On Sat, 10 Mar 2007, Davide Libenzi wrote:

> On Sat, 10 Mar 2007, Linus Torvalds wrote:
> 
> > (That said, using "struct itimerspec" might be a good idea. That would 
> > also obviate the need for TFD_TIMER_SEQ, since an itimerspec automatically 
> > has both "base" and "incremental" parts).
> 
> But TFD_TIMER_SEQ is a simple auto-rearm case of TFD_TIMER_REL. So the 
> timespec is sufficent too (in all three cases we just need *one* time). 

Well, people actually do use itimers like "give me a timer every second, 
starting five seconds from now".

> Actually, the only place where I can find the itimerspec usefull, is 
> indeed with TFD_TIMER_SEQ. In cases where you want you clock starting at a 
> given time (it_value) *and* with the given frequency (it_interval).

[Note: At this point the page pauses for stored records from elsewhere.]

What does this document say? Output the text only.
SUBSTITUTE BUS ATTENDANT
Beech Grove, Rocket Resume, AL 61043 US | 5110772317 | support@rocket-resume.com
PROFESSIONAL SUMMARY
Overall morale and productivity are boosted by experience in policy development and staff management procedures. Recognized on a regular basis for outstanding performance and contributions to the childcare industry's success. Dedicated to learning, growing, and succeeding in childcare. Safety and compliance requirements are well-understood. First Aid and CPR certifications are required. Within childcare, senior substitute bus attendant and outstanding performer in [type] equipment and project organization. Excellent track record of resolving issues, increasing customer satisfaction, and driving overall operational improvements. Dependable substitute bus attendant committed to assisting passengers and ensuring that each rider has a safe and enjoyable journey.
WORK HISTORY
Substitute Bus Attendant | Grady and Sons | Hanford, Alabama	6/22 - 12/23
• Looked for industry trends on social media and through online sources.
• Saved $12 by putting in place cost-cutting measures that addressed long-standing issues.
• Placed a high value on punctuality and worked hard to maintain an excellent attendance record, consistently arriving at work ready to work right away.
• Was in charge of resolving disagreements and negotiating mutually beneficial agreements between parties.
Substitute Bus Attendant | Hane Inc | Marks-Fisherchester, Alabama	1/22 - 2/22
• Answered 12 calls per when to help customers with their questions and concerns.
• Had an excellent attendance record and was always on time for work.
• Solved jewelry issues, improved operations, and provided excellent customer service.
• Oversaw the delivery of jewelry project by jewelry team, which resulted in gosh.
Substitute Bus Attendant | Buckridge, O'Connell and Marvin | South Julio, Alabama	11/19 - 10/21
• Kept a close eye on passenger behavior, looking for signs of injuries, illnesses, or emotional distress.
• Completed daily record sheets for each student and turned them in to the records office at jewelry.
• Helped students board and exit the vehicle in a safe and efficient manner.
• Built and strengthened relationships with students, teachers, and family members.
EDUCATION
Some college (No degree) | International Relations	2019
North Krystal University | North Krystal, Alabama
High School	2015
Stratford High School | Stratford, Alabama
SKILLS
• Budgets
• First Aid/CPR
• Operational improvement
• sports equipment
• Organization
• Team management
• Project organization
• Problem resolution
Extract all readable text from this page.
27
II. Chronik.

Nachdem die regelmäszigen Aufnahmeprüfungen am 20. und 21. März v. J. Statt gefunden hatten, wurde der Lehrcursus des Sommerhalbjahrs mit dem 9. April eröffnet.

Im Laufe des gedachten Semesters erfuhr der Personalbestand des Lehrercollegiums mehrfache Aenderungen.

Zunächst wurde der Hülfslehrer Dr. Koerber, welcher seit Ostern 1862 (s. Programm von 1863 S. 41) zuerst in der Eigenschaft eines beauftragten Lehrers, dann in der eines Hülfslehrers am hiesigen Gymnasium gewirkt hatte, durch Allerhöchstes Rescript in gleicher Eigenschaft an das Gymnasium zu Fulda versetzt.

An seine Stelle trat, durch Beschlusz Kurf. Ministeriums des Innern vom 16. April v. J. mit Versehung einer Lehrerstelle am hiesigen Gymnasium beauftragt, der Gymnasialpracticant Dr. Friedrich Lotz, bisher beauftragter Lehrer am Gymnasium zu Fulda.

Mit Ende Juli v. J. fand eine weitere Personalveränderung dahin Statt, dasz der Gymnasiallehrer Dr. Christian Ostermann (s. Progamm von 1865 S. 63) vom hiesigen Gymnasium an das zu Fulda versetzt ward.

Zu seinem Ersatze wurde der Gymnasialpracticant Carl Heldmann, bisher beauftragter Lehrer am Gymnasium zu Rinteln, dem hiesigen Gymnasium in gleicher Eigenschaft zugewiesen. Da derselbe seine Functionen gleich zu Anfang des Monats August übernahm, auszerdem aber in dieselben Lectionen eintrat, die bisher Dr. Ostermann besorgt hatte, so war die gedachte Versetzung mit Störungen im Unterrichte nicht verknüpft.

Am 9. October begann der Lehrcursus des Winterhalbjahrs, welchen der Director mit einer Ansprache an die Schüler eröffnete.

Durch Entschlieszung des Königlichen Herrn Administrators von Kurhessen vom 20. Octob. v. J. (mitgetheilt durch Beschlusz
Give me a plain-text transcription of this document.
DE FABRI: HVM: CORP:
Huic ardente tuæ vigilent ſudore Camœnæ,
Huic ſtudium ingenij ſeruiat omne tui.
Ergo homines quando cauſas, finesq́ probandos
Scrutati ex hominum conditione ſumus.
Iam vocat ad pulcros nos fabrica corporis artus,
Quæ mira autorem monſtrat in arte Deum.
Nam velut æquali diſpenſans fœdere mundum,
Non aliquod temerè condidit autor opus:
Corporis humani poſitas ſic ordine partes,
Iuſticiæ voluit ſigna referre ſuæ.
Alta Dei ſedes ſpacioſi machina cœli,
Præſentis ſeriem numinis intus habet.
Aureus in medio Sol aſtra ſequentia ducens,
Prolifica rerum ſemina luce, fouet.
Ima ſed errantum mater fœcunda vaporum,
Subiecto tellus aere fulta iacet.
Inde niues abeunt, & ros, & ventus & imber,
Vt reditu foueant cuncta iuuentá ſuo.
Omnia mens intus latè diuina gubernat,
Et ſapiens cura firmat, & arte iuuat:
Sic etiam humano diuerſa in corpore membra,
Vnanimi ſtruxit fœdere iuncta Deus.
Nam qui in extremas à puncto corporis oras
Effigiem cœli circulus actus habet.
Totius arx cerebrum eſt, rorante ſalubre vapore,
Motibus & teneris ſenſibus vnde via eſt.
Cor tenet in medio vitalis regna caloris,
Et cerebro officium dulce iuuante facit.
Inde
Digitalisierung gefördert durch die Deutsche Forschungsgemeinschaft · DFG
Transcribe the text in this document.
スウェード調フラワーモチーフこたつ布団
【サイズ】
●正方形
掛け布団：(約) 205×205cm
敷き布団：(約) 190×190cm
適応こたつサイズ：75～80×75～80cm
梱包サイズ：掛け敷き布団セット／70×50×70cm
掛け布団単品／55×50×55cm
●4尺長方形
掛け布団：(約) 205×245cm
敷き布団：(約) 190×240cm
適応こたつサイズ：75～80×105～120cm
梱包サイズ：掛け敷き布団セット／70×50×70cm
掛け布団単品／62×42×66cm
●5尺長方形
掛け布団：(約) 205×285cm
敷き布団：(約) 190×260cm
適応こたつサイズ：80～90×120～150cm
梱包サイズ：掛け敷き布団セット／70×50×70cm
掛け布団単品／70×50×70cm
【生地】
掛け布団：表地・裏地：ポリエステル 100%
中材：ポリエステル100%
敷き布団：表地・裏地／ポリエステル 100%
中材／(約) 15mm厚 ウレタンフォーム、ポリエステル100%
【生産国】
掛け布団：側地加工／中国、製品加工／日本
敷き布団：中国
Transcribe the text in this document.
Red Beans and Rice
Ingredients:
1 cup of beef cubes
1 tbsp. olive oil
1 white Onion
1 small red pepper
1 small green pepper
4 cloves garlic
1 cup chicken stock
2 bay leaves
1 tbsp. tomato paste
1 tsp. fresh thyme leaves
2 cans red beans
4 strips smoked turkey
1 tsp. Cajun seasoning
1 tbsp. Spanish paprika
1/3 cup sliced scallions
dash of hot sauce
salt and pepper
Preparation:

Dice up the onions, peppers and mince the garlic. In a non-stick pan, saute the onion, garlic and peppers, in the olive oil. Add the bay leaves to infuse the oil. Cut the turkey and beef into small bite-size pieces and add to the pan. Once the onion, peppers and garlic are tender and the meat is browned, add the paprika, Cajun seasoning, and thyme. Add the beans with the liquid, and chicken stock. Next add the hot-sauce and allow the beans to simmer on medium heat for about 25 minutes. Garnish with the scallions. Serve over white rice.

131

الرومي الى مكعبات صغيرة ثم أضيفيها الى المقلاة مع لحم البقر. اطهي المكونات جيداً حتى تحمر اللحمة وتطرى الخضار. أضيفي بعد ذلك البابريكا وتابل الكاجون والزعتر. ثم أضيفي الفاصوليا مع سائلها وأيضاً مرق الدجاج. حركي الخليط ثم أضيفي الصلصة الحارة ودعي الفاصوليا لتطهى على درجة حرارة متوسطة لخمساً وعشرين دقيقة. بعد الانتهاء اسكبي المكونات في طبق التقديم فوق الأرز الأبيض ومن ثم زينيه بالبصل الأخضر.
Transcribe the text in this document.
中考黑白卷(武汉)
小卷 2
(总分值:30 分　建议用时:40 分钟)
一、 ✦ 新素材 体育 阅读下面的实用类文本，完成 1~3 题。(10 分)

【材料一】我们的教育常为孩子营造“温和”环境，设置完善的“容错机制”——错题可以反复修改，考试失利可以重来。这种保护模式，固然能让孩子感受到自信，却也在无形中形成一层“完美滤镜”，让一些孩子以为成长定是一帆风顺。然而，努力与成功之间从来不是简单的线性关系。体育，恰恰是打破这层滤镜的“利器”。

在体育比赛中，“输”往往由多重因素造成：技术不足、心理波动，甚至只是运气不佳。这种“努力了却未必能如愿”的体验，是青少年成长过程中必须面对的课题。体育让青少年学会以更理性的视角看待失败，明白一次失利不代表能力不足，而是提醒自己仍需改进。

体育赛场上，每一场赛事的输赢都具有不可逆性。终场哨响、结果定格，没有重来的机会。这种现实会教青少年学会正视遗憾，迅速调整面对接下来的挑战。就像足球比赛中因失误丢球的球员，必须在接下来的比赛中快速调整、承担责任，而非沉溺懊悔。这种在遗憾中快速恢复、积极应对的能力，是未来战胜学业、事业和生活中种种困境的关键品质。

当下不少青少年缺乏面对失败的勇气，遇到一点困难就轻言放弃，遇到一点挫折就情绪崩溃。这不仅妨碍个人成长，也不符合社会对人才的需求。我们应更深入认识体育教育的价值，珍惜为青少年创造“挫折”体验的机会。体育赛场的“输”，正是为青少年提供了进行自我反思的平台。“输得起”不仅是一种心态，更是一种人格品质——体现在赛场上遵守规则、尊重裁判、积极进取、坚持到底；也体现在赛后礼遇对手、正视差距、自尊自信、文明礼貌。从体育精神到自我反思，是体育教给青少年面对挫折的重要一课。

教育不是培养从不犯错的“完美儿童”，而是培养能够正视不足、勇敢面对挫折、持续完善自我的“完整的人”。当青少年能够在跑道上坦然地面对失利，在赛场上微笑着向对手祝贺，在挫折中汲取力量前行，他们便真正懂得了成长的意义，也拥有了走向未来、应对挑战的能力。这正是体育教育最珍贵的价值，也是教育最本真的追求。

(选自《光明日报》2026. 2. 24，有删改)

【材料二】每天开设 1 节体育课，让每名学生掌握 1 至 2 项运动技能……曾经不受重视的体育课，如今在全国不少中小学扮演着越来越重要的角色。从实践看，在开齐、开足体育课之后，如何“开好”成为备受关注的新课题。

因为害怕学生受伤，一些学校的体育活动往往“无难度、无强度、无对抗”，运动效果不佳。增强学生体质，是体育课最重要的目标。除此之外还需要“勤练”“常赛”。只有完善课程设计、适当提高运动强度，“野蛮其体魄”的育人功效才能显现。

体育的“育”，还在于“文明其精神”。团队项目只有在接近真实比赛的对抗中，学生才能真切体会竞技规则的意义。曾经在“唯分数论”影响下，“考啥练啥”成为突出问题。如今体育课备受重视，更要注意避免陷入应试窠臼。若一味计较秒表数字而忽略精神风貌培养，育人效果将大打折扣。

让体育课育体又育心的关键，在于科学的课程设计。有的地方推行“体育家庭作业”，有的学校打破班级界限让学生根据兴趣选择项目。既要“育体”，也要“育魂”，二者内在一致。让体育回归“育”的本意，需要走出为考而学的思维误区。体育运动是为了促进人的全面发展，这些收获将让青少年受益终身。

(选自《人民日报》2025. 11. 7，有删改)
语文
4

.. and this is where itimerspec is even better: once you have absolute 
time, *and* a process that might miss ticks (because it does something 
else), the "absolute time start + interval" thing can avoid drifting 
(which a "relative interval" has a really hard time doing).

So if you want a "timer tick every second, *on* the second" kind of 
interface, you really do want a absolute time starting point, and then a 
fixed interval. Two different times.